Of course this business of quality texts is important at the earlier stages too – there is a reason why there are some books you are happy to read night after night and others you would dearly ‘lose’! I have a strong dislike of certain books that I guiltily avoid reading to the boys at all costs! Those that you love, they will love too. Those are the books through which they will develop a desire to read too: Spotting known sounds, ‘reading’ repeated phrases, or joining in with repetition and rhyme. L, on the beginning of his reading journey, is doing brilliantly with his sounds now. We have started a bit more structure as he raises the subject of being able to read (or not) quite frequently now. Each day on his chalkboard I am writing up a cvc word for him to sound out. Just changing one sound each time, so man became map, which became mat and today, completely off his own initiative he changed it to cat. A very exciting moment in our kitchen it was! He’s been making letters with play dough, and wanting me to scribe all sorts of stories for him. I love this stage.
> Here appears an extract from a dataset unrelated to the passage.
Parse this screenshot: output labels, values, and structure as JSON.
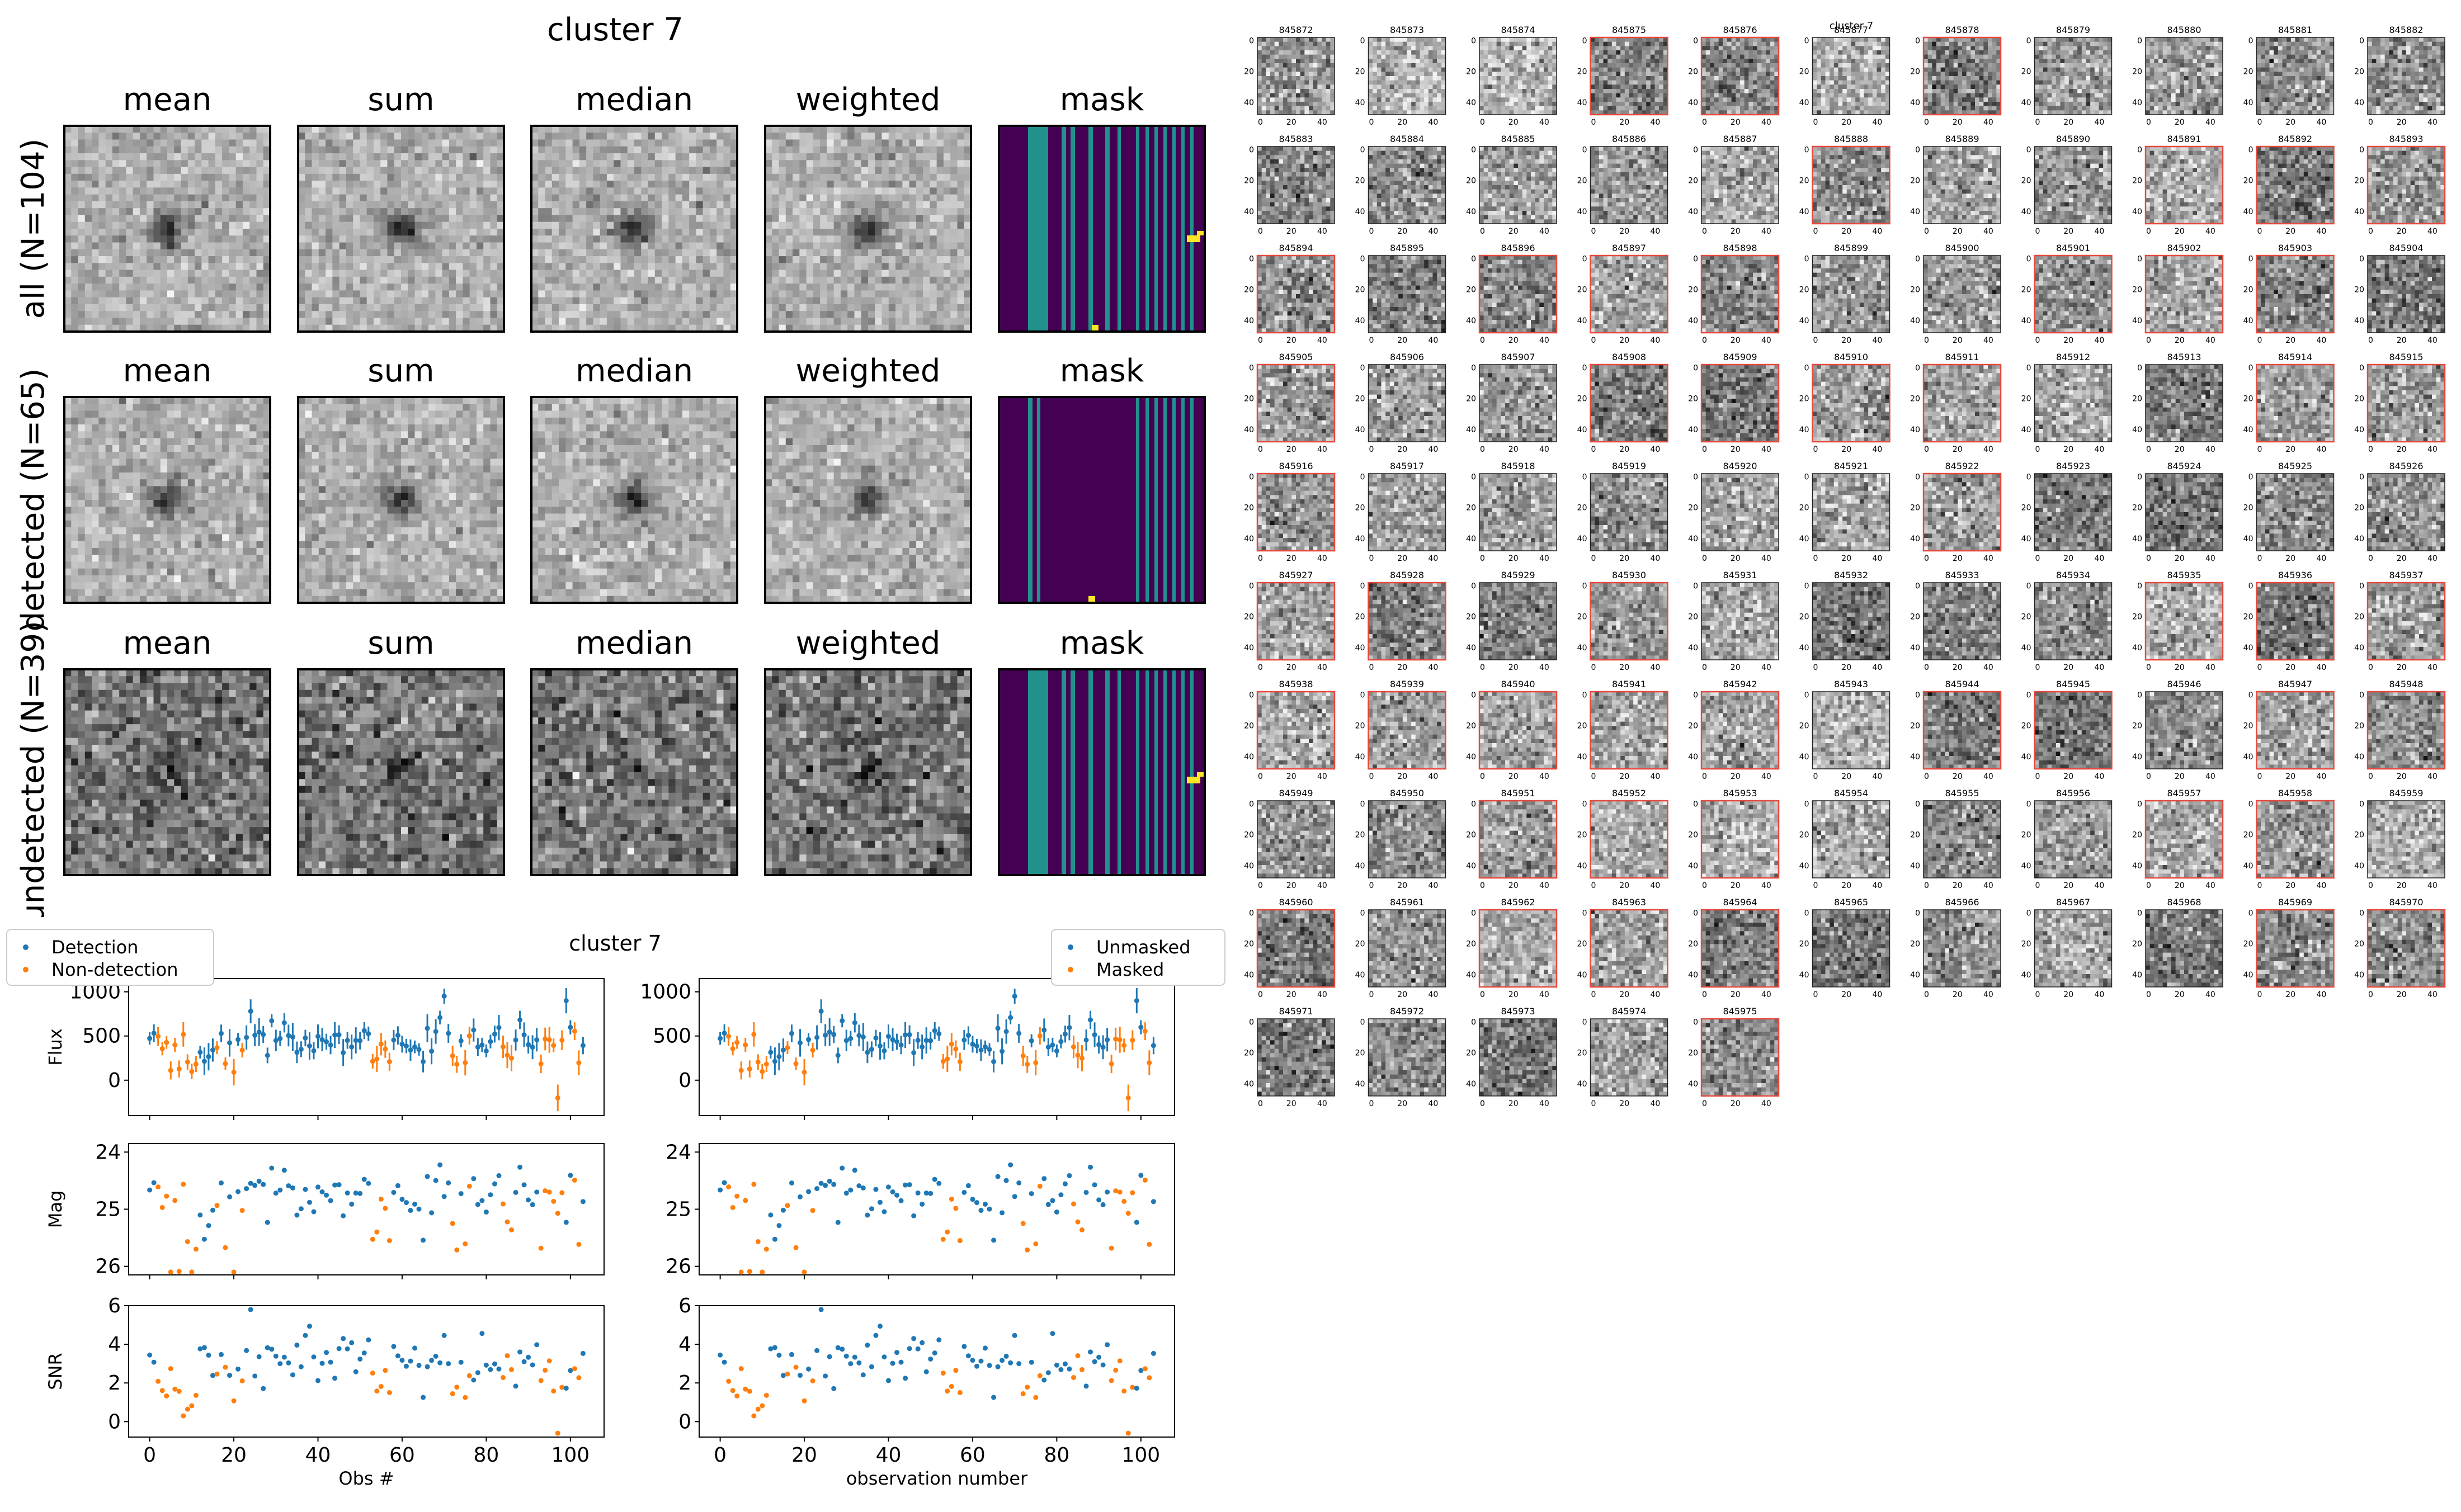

He is so genuinely delighted and proud of himself when he works out a word.
Years ago a boy in my Y2 class almost brought me to tears. He had been finding reading incredibly difficult and came from a home without many books he could access. One day he managed a page completely independently and declared “Miss Castle, I can read”, I will never forget him or his expression that day! They are the most rewarding moments in teaching. Seeing my own children piece it all together is even better!